The government hoped it could be a free vote in Parliament, allowing rural MPs from opposition parties to vote for it if their constituents supported the legislation.
Opposition leaders quickly rejected any idea of support for the government. Liberal leader Michael Ignatieff, who has been courting rural votes since he became leader almost four months ago, said he would instruct the Liberal majority in the Senate to kill the bill.
“We won’t pass his (prime minister Stephen Harper) bills,” the Liberal leader told a party gathering in Toronto April 1.
Liberal public safety critic Mark Holland told reporters that Liberals continue to reject an end to the long gun registry.
“Let us be clear, the gun registry is something that we support,” he said. “It’s an important tool that officers use every single day to enforce prohibition orders and to keep officers safe.”
Holland said he understands rural Canadians have concerns with the registry.
“There are legitimate concerns that rural constituencies have with the registry,” he said.
“There are things that need to be fixed.
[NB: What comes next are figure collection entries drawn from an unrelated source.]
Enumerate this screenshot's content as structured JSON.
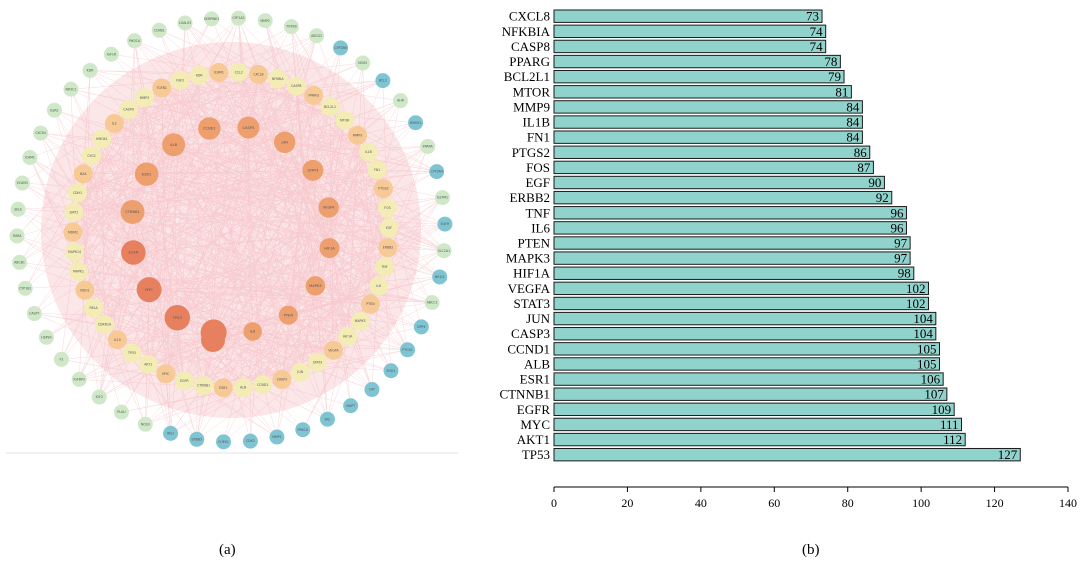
{
  "panels": {
    "a_label": "(a)",
    "b_label": "(b)"
  },
  "colors": {
    "bar_fill": "#8fd3cc",
    "bar_stroke": "#1a1a1a",
    "edge": "#f2a8b0",
    "node_blue": "#7fc4d2",
    "node_green": "#cfe8c8",
    "node_yellow": "#f3ecb5",
    "node_peach": "#f7c995",
    "node_orange": "#ee9f6e",
    "node_deep": "#e7805f",
    "disk_background": "#f8d2d6"
  },
  "network": {
    "description_layers": [
      "outer-ring",
      "middle-ring",
      "inner-ring",
      "core"
    ],
    "outer_ring": [
      "CYP1A2",
      "MMP2",
      "TOP2B",
      "ABCG2",
      "CYP2B6",
      "NOX5",
      "BCL2",
      "AHR",
      "HMOX1",
      "PPARA",
      "CYP3A4",
      "GSTM1",
      "EGFR",
      "SLC2A1",
      "NR1I2",
      "ABCC1",
      "DPP4",
      "PTGS1",
      "SOD1",
      "CAT",
      "MAPT",
      "SRC",
      "PRKCA",
      "MMP1",
      "CDK2",
      "CHEK1",
      "ERBB3",
      "IRS1",
      "NOS3",
      "PLAU",
      "IGF2",
      "IGFBP3",
      "F2",
      "HSP90",
      "CASP7",
      "CYP1B1",
      "ABCB1",
      "RXRA",
      "SELE",
      "VCAM1",
      "ICAM1",
      "CXCR4",
      "ESR2",
      "NR3C1",
      "KDR",
      "IGF1R",
      "PIK3CA",
      "CCNB1",
      "LGALS3",
      "SERPINE1"
    ],
    "middle_ring": [
      "CXCL8",
      "NFKBIA",
      "CASP8",
      "PPARG",
      "BCL2L1",
      "MTOR",
      "MMP9",
      "IL1B",
      "FN1",
      "PTGS2",
      "FOS",
      "EGF",
      "ERBB2",
      "TNF",
      "IL6",
      "PTEN",
      "MAPK3",
      "HIF1A",
      "VEGFA",
      "STAT3",
      "JUN",
      "CASP3",
      "CCND1",
      "ALB",
      "ESR1",
      "CTNNB1",
      "EGFR",
      "MYC",
      "AKT1",
      "TP53",
      "IL10",
      "CDKN1A",
      "RELA",
      "NQO1",
      "MAPK1",
      "MAPK14",
      "MDM2",
      "SIRT1",
      "CDH1",
      "BAX",
      "CYCS",
      "HMOX1",
      "IL2",
      "CASP9",
      "MMP3",
      "TGFB1",
      "FGF2",
      "KDR",
      "ICAM1",
      "CCL2"
    ],
    "inner_ring": [
      "AKT1",
      "TP53",
      "MYC",
      "EGFR",
      "CTNNB1",
      "ESR1",
      "ALB",
      "CCND1",
      "CASP3",
      "JUN",
      "STAT3",
      "VEGFA",
      "HIF1A",
      "MAPK3",
      "PTEN",
      "IL6"
    ],
    "core": [
      "TP53"
    ]
  },
  "chart_data": {
    "type": "bar",
    "orientation": "horizontal",
    "categories": [
      "CXCL8",
      "NFKBIA",
      "CASP8",
      "PPARG",
      "BCL2L1",
      "MTOR",
      "MMP9",
      "IL1B",
      "FN1",
      "PTGS2",
      "FOS",
      "EGF",
      "ERBB2",
      "TNF",
      "IL6",
      "PTEN",
      "MAPK3",
      "HIF1A",
      "VEGFA",
      "STAT3",
      "JUN",
      "CASP3",
      "CCND1",
      "ALB",
      "ESR1",
      "CTNNB1",
      "EGFR",
      "MYC",
      "AKT1",
      "TP53"
    ],
    "values": [
      73,
      74,
      74,
      78,
      79,
      81,
      84,
      84,
      84,
      86,
      87,
      90,
      92,
      96,
      96,
      97,
      97,
      98,
      102,
      102,
      104,
      104,
      105,
      105,
      106,
      107,
      109,
      111,
      112,
      127
    ],
    "xlim": [
      0,
      140
    ],
    "xticks": [
      0,
      20,
      40,
      60,
      80,
      100,
      120,
      140
    ],
    "title": "",
    "xlabel": "",
    "ylabel": "",
    "grid": false,
    "value_labels": true
  }
}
There are administrative problems that are legitimate grievances and we need to deal with those. We need to make those grievances go away.”
In the House of Commons, the Bloc Québécois denounced the bill as another affront to Quebec.
“Everyone in Quebec agrees that the gun registry is vital to the integrated and effective fight against crime,” said MP Serge Ménard, a former Quebec justice minister and attorney general.
Van Loan replied: “As for the long gun registry, that is a matter of targeting farmers, law-abiding hunters. That is not where the problem is. The problem is fighting crime.”
The government move to introduce gun registry legislation was partly an attempt to head off a planned April 1 House of Commons debate on a private member’s bill proposed by longtime Saskatchewan gun registry opponent Garry Breitkreuz that was written in a way to end even parts of the registry the Conservatives agree should be kept.
Van Loan said the unusual decision to introduce legislation in the Senate was made because the Senate legislative agenda is less crowded and the bill could be dealt with more quickly than in the House of Commons.